15 November 2019, Rome – FAO and Italy’s National Research Council (CNR) have agreed to intensify their collaboration in iMarine, a cloud-based community platform to help improve fisheries management.

The agreement assures that FAO’s extensive knowledge of fisheries and aquaculture will be further integrated in the iMarine’s portal and can be used in data research and development projects.

The cooperation in iMarine allows scientists from CNR and across the planet to promote Open Data and Open Science. This is useful when defragmenting research data and to develop reusable and cost-effective monitoring tools useful across marine and food sciences.

The new Memorandum of Understanding is a prime example of collaboration in the science-policy nexus, facilitating work on subjects ranging from data bases on vulnerable marine ecosystems, global atlas initiatives for tuna and aquaculture, fish stock assessment tools and the Global Record of Stocks and Fisheries. The platform offers tools that are already used in various FAO capacity-building initiatives linked to efforts to keep fishing within biologically sustainable levels.

Árni M. Mathiesen, FAO Assistant Director General, Fisheries and Aquaculture Department, and Roberto Scopigno, Research Director at the CNR’s Institute for Computer Science and Technologies (ISTI), inked the memorandum that formalizes the collaboration for the next five years. They did so on the sidelines of the first day of the International Symposium on Fisheries Sustainability FAO is hosting this week.

About iMarine

iMarine was launched in 2015 to establish and operate an e-infrastructure supporting the principles of the ecosystem approach to fisheries management and conservation of marine living resources, and it ultimately aims at supporting FAO’s Blue Growth Initiative.

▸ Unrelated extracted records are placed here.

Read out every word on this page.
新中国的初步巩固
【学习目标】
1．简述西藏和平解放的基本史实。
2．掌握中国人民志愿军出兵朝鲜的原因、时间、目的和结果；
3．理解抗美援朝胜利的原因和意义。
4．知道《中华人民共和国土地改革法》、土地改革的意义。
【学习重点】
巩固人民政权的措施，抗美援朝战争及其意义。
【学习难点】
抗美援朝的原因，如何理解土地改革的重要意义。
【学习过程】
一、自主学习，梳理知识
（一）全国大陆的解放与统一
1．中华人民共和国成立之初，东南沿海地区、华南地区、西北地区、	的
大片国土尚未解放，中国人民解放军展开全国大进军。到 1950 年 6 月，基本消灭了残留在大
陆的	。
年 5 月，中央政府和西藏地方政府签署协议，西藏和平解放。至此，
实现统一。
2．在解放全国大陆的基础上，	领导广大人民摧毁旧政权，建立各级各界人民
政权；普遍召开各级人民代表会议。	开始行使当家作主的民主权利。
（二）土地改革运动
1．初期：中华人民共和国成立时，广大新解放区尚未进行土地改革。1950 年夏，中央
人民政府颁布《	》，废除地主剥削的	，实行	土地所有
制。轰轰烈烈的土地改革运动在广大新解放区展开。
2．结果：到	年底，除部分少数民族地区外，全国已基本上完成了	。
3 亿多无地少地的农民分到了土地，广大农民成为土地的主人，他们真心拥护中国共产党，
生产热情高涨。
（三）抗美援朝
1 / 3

Doing so entails establishing a community of users and representatives to formulate policy recommendations, supporting data infrastructure that offers user-level and application-level services to support those policies, and deploying additional software components to enhance implementation of the services offered.

The Ecosystem Approach to Fisheries (EAF) is becoming the main reference framework for managing fisheries and implementing the principles of sustainable development. Its core principles emerged in 1995 Code of Conduct for Responsible Fisheries (CCRF), inherited from the 1982 Convention on the Law of the Sea (UNCLOS) and the 1992 Convention on Biological Diversity (CBD).

FAO and CNR-ISTI are committed to maintaining virtual research environments and catalogues for a number of current projects as well as future initiatives, and to ensure that innovations in information technology fruitfully benefits FAO member countries and partners in equitable, transparent and inclusive ways through proper governance.

The Global Record of Stocks and Fisheries, for example, provides support information allowing fisheries managers, policy makers and stakeholders to monitor the status of fish stocks and contribute to traceability, certification and quality control programmes.

The planned aquaculture atlas will provide a reference service for detecting and quantifying aquaculture farming structures – mostly cages and ponds – using satellite information in combination with computation of spatial features.